一方で、もしPCでの作業をTourBoxで最適化していて、iPadでも慣れた操作を利用したいならば、TourBox Elite Plusが唯一の選択肢です。
●ダイヤル好きにも覚えてほしいショートカット
少しレビューとは離れますが、CLIP STUDIO PAINTやPhotoshopなどで回転/ズーム/ブラシサイズ変更をするときには、ダイヤル以外にも便利なショートカットがあります。全面的に優れているわけではないですが、多くの場合こちらの方が素早く直感的に操作でき、ダイヤルを他の機能に割り振る余地もできるのでおすすめです。

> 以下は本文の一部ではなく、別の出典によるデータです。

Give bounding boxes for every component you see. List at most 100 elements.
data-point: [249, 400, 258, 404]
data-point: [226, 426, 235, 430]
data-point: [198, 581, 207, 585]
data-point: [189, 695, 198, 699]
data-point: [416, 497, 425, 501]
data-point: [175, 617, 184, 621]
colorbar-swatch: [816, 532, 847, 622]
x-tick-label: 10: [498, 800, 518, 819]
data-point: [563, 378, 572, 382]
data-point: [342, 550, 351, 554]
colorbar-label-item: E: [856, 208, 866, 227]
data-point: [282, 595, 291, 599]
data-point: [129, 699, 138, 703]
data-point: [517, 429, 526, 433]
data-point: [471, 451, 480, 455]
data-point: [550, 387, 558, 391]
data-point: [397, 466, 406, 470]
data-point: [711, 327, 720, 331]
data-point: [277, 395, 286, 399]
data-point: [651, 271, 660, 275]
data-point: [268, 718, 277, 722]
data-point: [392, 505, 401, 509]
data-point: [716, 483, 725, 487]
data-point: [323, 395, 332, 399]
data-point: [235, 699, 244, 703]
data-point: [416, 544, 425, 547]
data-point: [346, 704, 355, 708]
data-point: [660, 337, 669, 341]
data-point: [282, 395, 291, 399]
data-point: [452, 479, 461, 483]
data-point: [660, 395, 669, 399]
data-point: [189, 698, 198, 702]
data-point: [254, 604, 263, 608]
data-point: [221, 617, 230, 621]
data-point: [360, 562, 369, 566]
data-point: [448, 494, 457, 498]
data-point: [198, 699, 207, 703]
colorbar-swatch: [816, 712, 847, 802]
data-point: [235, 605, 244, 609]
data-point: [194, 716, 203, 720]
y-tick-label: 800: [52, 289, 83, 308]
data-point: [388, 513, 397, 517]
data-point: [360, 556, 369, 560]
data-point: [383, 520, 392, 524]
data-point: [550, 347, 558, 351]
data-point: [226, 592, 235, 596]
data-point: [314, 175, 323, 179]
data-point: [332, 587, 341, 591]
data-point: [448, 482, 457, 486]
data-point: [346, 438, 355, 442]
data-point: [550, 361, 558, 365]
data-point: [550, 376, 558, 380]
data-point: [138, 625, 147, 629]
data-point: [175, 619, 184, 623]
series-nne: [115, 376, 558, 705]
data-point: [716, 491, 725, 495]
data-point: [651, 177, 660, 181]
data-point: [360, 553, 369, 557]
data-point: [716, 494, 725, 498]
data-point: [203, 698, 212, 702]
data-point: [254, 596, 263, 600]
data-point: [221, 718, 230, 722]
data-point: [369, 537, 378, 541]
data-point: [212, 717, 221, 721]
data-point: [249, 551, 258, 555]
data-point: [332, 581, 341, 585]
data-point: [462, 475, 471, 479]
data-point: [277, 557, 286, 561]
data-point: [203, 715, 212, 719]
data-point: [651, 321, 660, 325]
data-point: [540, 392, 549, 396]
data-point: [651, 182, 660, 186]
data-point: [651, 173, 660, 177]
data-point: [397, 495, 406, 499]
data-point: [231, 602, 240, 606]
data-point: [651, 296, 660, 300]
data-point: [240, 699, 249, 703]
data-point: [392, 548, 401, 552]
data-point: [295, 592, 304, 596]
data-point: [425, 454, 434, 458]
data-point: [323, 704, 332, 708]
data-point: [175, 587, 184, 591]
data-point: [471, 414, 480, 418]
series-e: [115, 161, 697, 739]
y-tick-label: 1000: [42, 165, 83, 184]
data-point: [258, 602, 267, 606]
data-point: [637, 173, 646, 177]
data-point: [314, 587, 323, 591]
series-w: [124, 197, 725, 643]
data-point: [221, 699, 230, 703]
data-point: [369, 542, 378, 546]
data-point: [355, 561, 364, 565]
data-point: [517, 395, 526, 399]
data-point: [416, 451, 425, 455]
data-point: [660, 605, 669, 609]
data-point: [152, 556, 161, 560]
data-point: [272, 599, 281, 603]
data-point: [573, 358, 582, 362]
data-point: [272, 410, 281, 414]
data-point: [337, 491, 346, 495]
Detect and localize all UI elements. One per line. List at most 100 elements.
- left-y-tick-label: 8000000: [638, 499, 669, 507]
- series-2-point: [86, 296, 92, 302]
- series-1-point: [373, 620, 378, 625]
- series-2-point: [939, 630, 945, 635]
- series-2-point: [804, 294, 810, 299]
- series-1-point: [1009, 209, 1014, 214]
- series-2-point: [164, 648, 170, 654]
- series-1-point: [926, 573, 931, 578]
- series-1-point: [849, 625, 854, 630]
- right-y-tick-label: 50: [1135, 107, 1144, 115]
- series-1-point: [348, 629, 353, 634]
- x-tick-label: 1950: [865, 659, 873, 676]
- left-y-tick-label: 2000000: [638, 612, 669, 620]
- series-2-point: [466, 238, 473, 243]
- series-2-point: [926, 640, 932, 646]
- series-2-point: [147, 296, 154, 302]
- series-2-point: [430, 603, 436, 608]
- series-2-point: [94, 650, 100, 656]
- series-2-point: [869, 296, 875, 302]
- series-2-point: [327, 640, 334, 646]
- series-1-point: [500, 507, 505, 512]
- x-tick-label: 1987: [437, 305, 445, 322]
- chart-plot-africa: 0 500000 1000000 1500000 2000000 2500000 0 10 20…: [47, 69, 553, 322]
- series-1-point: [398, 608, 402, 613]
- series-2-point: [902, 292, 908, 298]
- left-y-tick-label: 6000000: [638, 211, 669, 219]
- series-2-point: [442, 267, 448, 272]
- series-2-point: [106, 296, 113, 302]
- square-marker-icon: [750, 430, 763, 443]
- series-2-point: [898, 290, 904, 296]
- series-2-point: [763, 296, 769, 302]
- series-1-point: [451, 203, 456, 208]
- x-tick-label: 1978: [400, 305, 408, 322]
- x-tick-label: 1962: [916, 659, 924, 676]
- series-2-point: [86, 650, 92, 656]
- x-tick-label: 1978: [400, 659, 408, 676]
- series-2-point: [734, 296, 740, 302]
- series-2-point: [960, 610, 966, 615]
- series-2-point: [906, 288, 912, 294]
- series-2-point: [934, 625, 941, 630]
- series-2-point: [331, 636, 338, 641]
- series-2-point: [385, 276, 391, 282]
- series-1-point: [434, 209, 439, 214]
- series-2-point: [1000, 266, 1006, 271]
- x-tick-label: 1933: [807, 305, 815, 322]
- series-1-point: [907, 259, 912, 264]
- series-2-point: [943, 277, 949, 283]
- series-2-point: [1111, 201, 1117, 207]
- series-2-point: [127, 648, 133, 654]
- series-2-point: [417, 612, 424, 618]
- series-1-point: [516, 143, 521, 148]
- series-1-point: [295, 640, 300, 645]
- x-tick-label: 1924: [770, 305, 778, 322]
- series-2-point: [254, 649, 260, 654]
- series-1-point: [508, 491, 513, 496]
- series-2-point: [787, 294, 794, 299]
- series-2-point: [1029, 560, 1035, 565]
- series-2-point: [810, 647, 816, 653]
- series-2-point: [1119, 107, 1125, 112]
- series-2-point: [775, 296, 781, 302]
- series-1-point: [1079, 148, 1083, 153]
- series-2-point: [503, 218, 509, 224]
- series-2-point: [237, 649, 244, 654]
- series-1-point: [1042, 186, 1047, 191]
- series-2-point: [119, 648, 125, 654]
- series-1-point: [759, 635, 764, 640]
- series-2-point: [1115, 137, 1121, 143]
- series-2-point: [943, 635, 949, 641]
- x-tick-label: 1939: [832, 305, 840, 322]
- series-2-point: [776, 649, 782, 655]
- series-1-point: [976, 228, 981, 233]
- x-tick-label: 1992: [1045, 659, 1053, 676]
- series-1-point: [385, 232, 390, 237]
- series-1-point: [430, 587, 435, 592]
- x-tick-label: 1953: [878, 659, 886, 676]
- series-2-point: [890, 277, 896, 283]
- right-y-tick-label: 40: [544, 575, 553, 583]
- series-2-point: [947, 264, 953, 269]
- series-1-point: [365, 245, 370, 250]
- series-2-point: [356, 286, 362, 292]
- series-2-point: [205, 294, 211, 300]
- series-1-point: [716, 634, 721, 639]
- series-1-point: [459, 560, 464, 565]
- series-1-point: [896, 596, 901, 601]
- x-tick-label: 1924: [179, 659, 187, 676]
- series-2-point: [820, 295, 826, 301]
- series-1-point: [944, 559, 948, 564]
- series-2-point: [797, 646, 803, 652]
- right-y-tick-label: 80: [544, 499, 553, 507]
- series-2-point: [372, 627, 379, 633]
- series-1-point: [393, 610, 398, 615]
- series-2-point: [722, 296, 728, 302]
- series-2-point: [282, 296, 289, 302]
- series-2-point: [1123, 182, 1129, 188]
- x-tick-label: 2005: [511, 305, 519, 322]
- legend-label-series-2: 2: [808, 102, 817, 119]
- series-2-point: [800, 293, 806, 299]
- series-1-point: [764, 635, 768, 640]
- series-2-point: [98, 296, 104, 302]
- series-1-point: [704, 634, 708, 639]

TourBoxシリーズを導入するにしても、キーボードショートカットを学んでいたかそうでないかで設定の上手さや作業効率は変わってくると思います。効率化の初手でTourBoxを検討している人も、ぜひ学んでみてください。
●まとめ
それではまとめていきましょう。TourBox Elite Plusは、TourBoxシリーズで初めてiPadに対応したデバイスです。しっかりした作りの本体と、機能が更新され続けているPC用ドライバソフトウェアによって、効率化とカスタマイズへの高い要求に答える出来になっています。
一方で、iPadで利用するときにはドライバソフトウェアの恩恵は享受できません。OSの制限により、基本的には「カスタマイズ可能なキーボード」として動作します。キーの二度押しや同時押しに対応してはいるものの、現状ではHUDやマクロなどのドライバが必要な機能を利用できないだけでなく、モバイルアプリの多くはキーボードショートカットをPCほど手厚くサポートしないために、利便性が制限されています。
iPad版CLIP STUDIO PAINTに限れば、素早く操作できるように設定したり、PCとiPadでおおむね共通の操作性になるよう設定したりすることもできるでしょう。もしそれ以外のクリエイティブアプリや一般的な効率化ツールとしてiPadで主に使うことをもくろんでいるならば、価格に対して得るものが少なかったという感想になる恐れがあります。
あくまでPC主体、iPad対応はプラスαとして本機を検討するのが良いでしょう。
モバイルOSの制限があるので仕方ないですが、価格を考えると少々残念としか言いようがない「iPad対応」というのが現状です。ファームウェアや設定アプリの機能改善も進んでいくでしょうし、アプリの開発者にも声をかけているようなので、状況が変わるのを待っても良いでしょう。